This work addresses sampling from composite log-concave distributions of the form π ∝ e^{−f−g}, where f is smooth and g may be non-smooth but admits a restricted Gaussian oracle (RGO). It introduces, for the first time, the proximal gradient paradigm from optimization into sampling, proposing an efficient MCMC algorithm that combines gradients of f with the RGO for g. Under strong convexity of f+g and smoothness of f, the algorithm achieves total variation error ε in Õ(κ√d log⁴(1/ε)) iterations, matching the optimal complexity when g=0. The approach is further extended to non-log-concave settings satisfying Poincaré or log-Sobolev inequalities, as well as to cases where f itself may be non-smooth.

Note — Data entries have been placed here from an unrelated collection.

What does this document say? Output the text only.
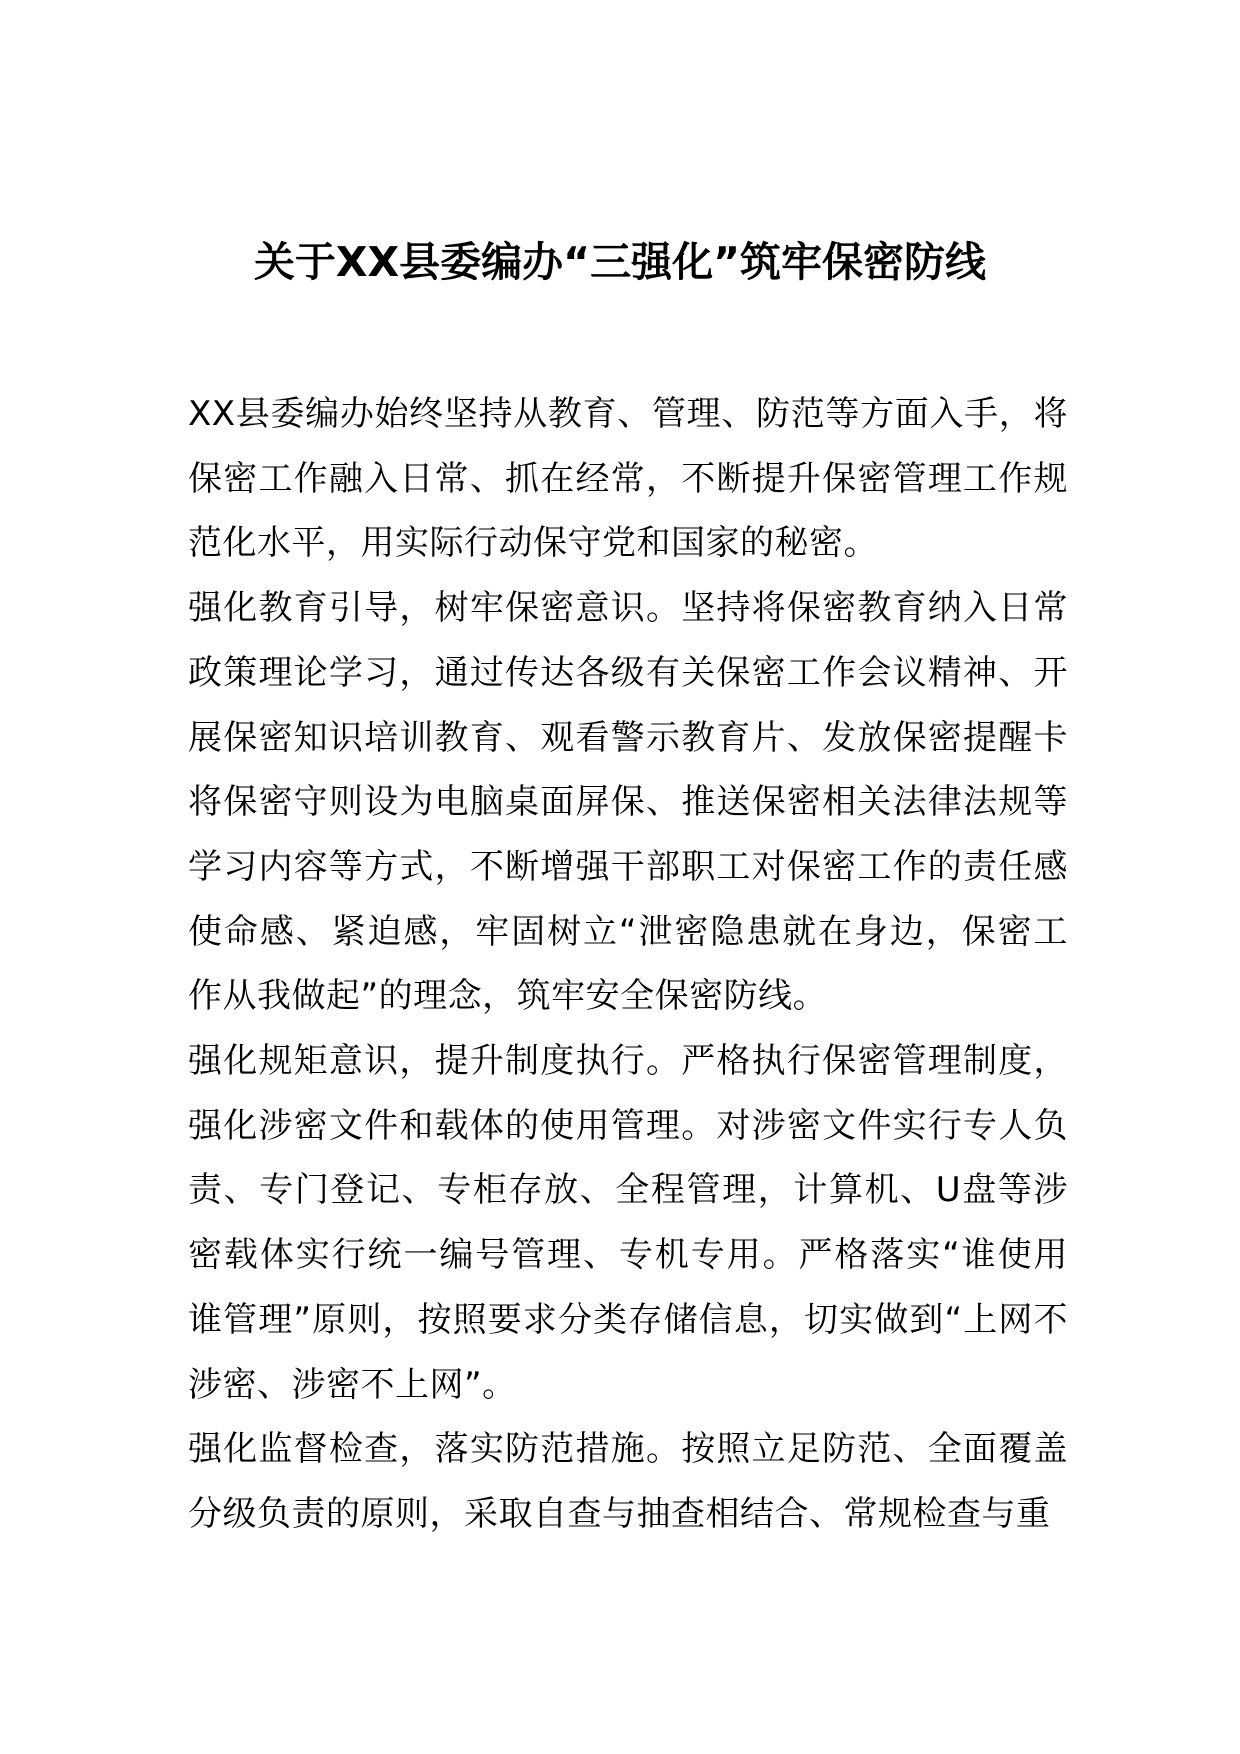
关于XX县委编办“三强化”筑牢保密防线

XX县委编办始终坚持从教育、管理、防范等方面入手，将保密工作融入日常、抓在经常，不断提升保密管理工作规范化水平，用实际行动保守党和国家的秘密。

强化教育引导，树牢保密意识。坚持将保密教育纳入日常政策理论学习，通过传达各级有关保密工作会议精神、开展保密知识培训教育、观看警示教育片、发放保密提醒卡将保密守则设为电脑桌面屏保、推送保密相关法律法规等学习内容等方式，不断增强干部职工对保密工作的责任感使命感、紧迫感，牢固树立“泄密隐患就在身边，保密工作从我做起”的理念，筑牢安全保密防线。

强化规矩意识，提升制度执行。严格执行保密管理制度，强化涉密文件和载体的使用管理。对涉密文件实行专人负责、专门登记、专柜存放、全程管理，计算机、U盘等涉密载体实行统一编号管理、专机专用。严格落实“谁使用谁管理”原则，按照要求分类存储信息，切实做到“上网不涉密、涉密不上网”。

强化监督检查，落实防范措施。按照立足防范、全面覆盖分级负责的原则，采取自查与抽查相结合、常规检查与重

We propose an algorithm to sample from composite log-concave distributions over $\mathbb{R}^d$, i.e., densities of the form $π\propto e^{-f-g}$, assuming access to gradient evaluations of $f$ and a restricted Gaussian oracle (RGO) for $g$. The latter requirement means that we can easily sample from the density $\text{RGO}_{g,h,y}(x) \propto \exp(-g(x) -\frac{1}{2h}||y-x||^2)$, which is the sampling analogue of the proximal operator for $g$. If $f + g$ is $α$-strongly convex and $f$ is $β$-smooth, our sampler achieves $\varepsilon$ error in total variation distance in $\widetilde{\mathcal O}(κ\sqrt d \log^4(1/\varepsilon))$ iterations where $κ:= β/α$, which matches prior state-of-the-art results for the case $g=0$. We further extend our results to cases where (1) $π$ is non-log-concave but satisfies a Poincaré or log-Sobolev inequality, and (2) $f$ is non-smooth but Lipschitz.